Saturday, November 10, 2007

Norman Mailer, 1923-2007


Norman Mailer died this morning. Too late to make the Washington Post print edition, but the news was all over the Internet when I got up. He was 84 and died of renal failure.

In a way, it’s an end-of-era moment. Mailer was frequently a clown and almost always wrongheaded politically, but he was also something much more important to his century: he was probably the last living writer who aspired to write the Great American Novel. In the 1940s that was something every young writer wanted to do. But today’s young writers aim to write movie screenplays and journalism; the idea of the Big Novel is pretty much dead, and as a matter of fact shortly before he died, Mailer conjectured in an interview that the novel itself, as a form, is on the way out. Could be; in another context he lamented declining interest in serious fiction in the country at large, and Mailer’s lifelong antagonist Gore Vidal has estimated the audience for serious literary fiction in America these days at something like 4,000 people. There will be no more aspiring young Hemingways, the thing Mailer himself was in his youth, along with so many others.

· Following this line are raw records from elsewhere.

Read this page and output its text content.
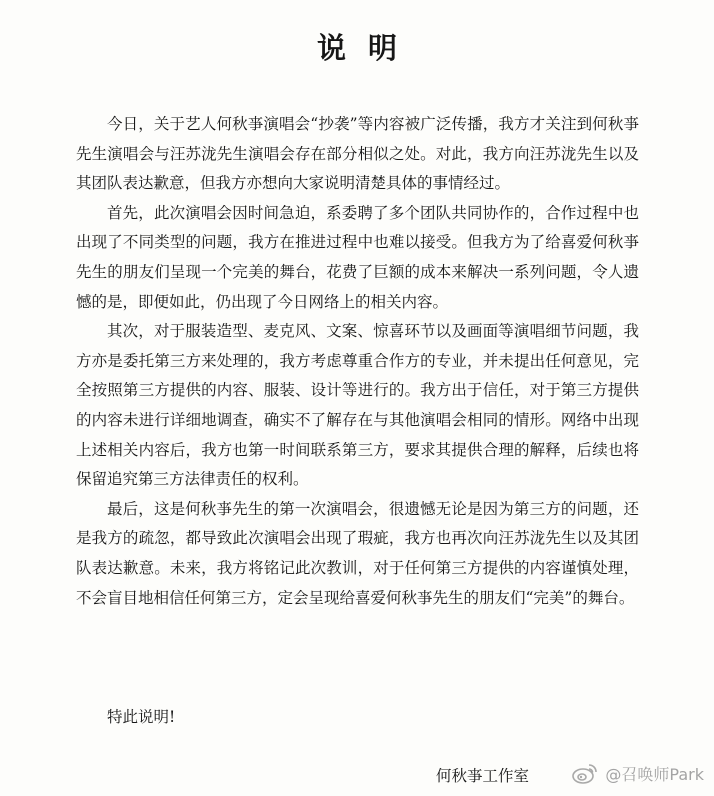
说明

今日，关于艺人何秋亊演唱会“抄袭”等内容被广泛传播，我方才关注到何秋亊先生演唱会与汪苏泷先生演唱会存在部分相似之处。对此，我方向汪苏泷先生以及其团队表达歉意，但我方亦想向大家说明清楚具体的事情经过。

首先，此次演唱会因时间急迫，系委聘了多个团队共同协作的，合作过程中也出现了不同类型的问题，我方在推进过程中也难以接受。但我方为了给喜爱何秋亊先生的朋友们呈现一个完美的舞台，花费了巨额的成本来解决一系列问题，令人遗憾的是，即便如此，仍出现了今日网络上的相关内容。

其次，对于服装造型、麦克风、文案、惊喜环节以及画面等演唱细节问题，我方亦是委托第三方来处理的，我方考虑尊重合作方的专业，并未提出任何意见，完全按照第三方提供的内容、服装、设计等进行的。我方出于信任，对于第三方提供的内容未进行详细地调查，确实不了解存在与其他演唱会相同的情形。网络中出现上述相关内容后，我方也第一时间联系第三方，要求其提供合理的解释，后续也将保留追究第三方法律责任的权利。

最后，这是何秋亊先生的第一次演唱会，很遗憾无论是因为第三方的问题，还是我方的疏忽，都导致此次演唱会出现了瑕疵，我方也再次向汪苏泷先生以及其团队表达歉意。未来，我方将铭记此次教训，对于任何第三方提供的内容谨慎处理，不会盲目地相信任何第三方，定会呈现给喜爱何秋亊先生的朋友们“完美”的舞台。

特此说明!
何秋亊工作室	@召唤师Park
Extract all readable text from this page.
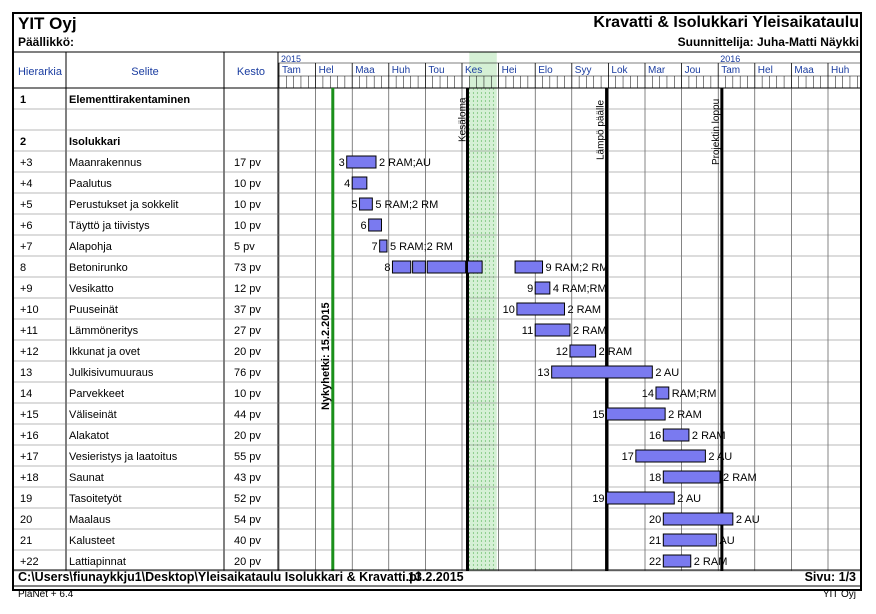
YIT Oyj
Päällikkö:
Kravatti & Isolukkari Yleisaikataulu
Suunnittelija: Juha-Matti Näykki
Hierarkia	Selite	Kesto
2015	2016
Tam Hel Maa Huh Tou Kes Hei Elo Syy Lok Mar Jou Tam Hel Maa Huh
1	Elementtirakentaminen
2	Isolukkari
+3	Maanrakennus	17 pv
+4	Paalutus	10 pv
+5	Perustukset ja sokkelit	10 pv
+6	Täyttö ja tiivistys	10 pv
+7	Alapohja	5 pv
8	Betonirunko	73 pv
+9	Vesikatto	12 pv
+10	Puuseinät	37 pv
+11	Lämmöneritys	27 pv
+12	Ikkunat ja ovet	20 pv
13	Julkisivumuuraus	76 pv
14	Parvekkeet	10 pv
+15	Väliseinät	44 pv
+16	Alakatot	20 pv
+17	Vesieristys ja laatoitus	55 pv
+18	Saunat	43 pv
19	Tasoitetyöt	52 pv
20	Maalaus	54 pv
21	Kalusteet	40 pv
+22	Lattiapinnat	20 pv
Nykyhetki: 15.2.2015
Kesäloma	Lämpö päälle	Projektin loppu
3	2 RAM;AU
4
5 5 RAM;2 RM
6
7 5 RAM;2 RM
8	9 RAM;2 RM
9 4 RAM;RM
10	2 RAM
11	2 RAM
12	2 RAM
13	2 AU
14 RAM;RM
15	2 RAM
16	2 RAM
17	2 AU
18	2 RAM
19	2 AU
20	2 AU
21	AU
22	2 RAM
C:\Users\fiunaykkju1\Desktop\Yleisaikataulu Isolukkari & Kravatti.pl
13.2.2015	Sivu: 1/3
PlaNet + 6.4	YIT Oyj
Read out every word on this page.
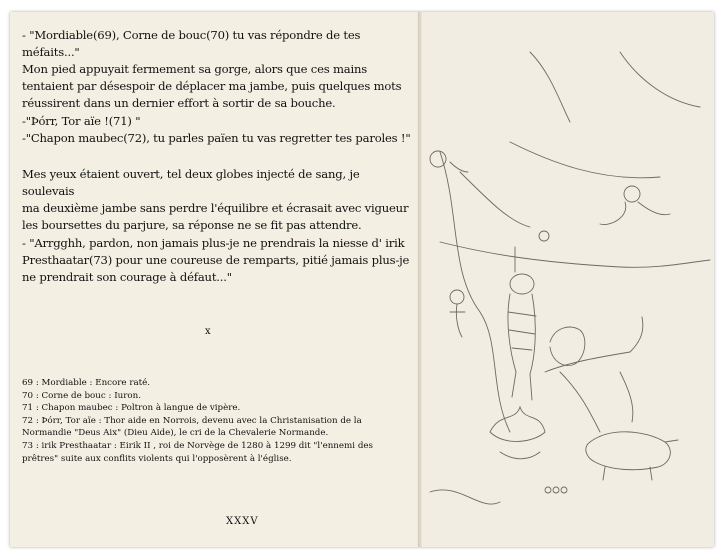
- "Mordiable(69), Corne de bouc(70) tu vas répondre de tes méfaits..."

Mon pied appuyait fermement sa gorge, alors que ces mains

tentaient par désespoir de déplacer ma jambe, puis quelques mots

réussirent dans un dernier effort à sortir de sa bouche.

-"Þórr, Tor aïe !(71) "

-"Chapon maubec(72), tu parles païen tu vas regretter tes paroles !"

Mes yeux étaient ouvert, tel deux globes injecté de sang, je soulevais

ma deuxième jambe sans perdre l'équilibre et écrasait avec vigueur

les boursettes du parjure, sa réponse ne se fit pas attendre.

- "Arrgghh, pardon, non jamais plus-je ne prendrais la niesse d' irik

Presthaatar(73) pour une coureuse de remparts, pitié jamais plus-je

ne prendrait son courage à défaut..."

x
69 : Mordiable : Encore raté.
70 : Corne de bouc : Iuron.
71 : Chapon maubec : Poltron à langue de vipère.
72 : Þórr, Tor aïe : Thor aide en Norrois, devenu avec la Christanisation de la
Normandie "Deus Aix" (Dieu Aide), le cri de la Chevalerie Normande.
73 : irik Presthaatar : Eirik II , roi de Norvège de 1280 à 1299 dit "l'ennemi des
prêtres" suite aux conflits violents qui l'opposèrent à l'église.
XXXV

In the spring of 1995, Mailer came to Washington, D.C. on a tour to promote the book he had just published about Lee Harvey Oswald, the assassin of President John F. Kennedy. I was in the audience at Olsson's Books, Metro Center that day (Olsson's Books is now long-gone), and I raised my hand and asked him if there was going to be a sequel to Harlot's Ghost, his 1991 novel about the CIA. My reason for asking was because Harlot's Ghost had concluded with the words, "To Be Continued." "Time, energy and money permitting, yes," Mailer answered my question. "I think the story of Harlot's Ghost is an important one that deserves to be continued." No sequel ever appeared, and I'm not surprised. Scott Fitzgerald famously said that there are no second acts in American life; there were few if any sequels in Mailer's. Married six times, the father of nine children, and with a Manhattan rent to pay, he churned from one big-money journalism project to the next, with fiction squeezed in between gigs. He was primarily more journalist than novelist anyway, just as Hemingway was, in my opinion, more short-story writer than novelist.


It's not surprising that Mailer failed to write the Great American Novel, but it probably wouldn’t have mattered much if he had; it would no longer have been recognized as such once the Newsweek front cover had faded, and would have been on remainder tables within 12 months. Yes, we still have our serious writers, the Cormac McCarthys and Don DeLillos, but they play to small audiences and no one would recognize either of them if he walked into Starbucks. Mailer was the last American author who conceived of the writer’s role in society as a big one, who openly boasted that he wanted to be as big as Dostoevski. Such bravado often made him look silly and certainly brought its share of ridicule on his head, but I already miss the world in which someone could aspire to be as big as Dostoevski to begin with. These days everyone wants to be as big as Paris Hilton or Tupac Shakir.

When he published Ancient Evenings in 1984, Mailer told an interviewer that he had written a novel set in ancient Egypt because he felt so completely a stranger in Ronald Reagan’s America. I doubt that that was the real reason. I always suspected that he wrote that novel because he wanted to prove that he could "do" historical fiction as well as his old rival Vidal. But the remark had a certain prescience, given the fact that America became progressively more and more a strange land in the years after Reagan to someone with Mailer’s youthful dreams and priorities, and I had those same dreams myself when I was young; as late as 1976 I, too, dreamed of being the next Hemingway. “He who dies on Thursday is quit for Friday.” If the novel is indeed on the way out, Norman Mailer won’t have to watch the final streaks of its particular dusk. R.I.P.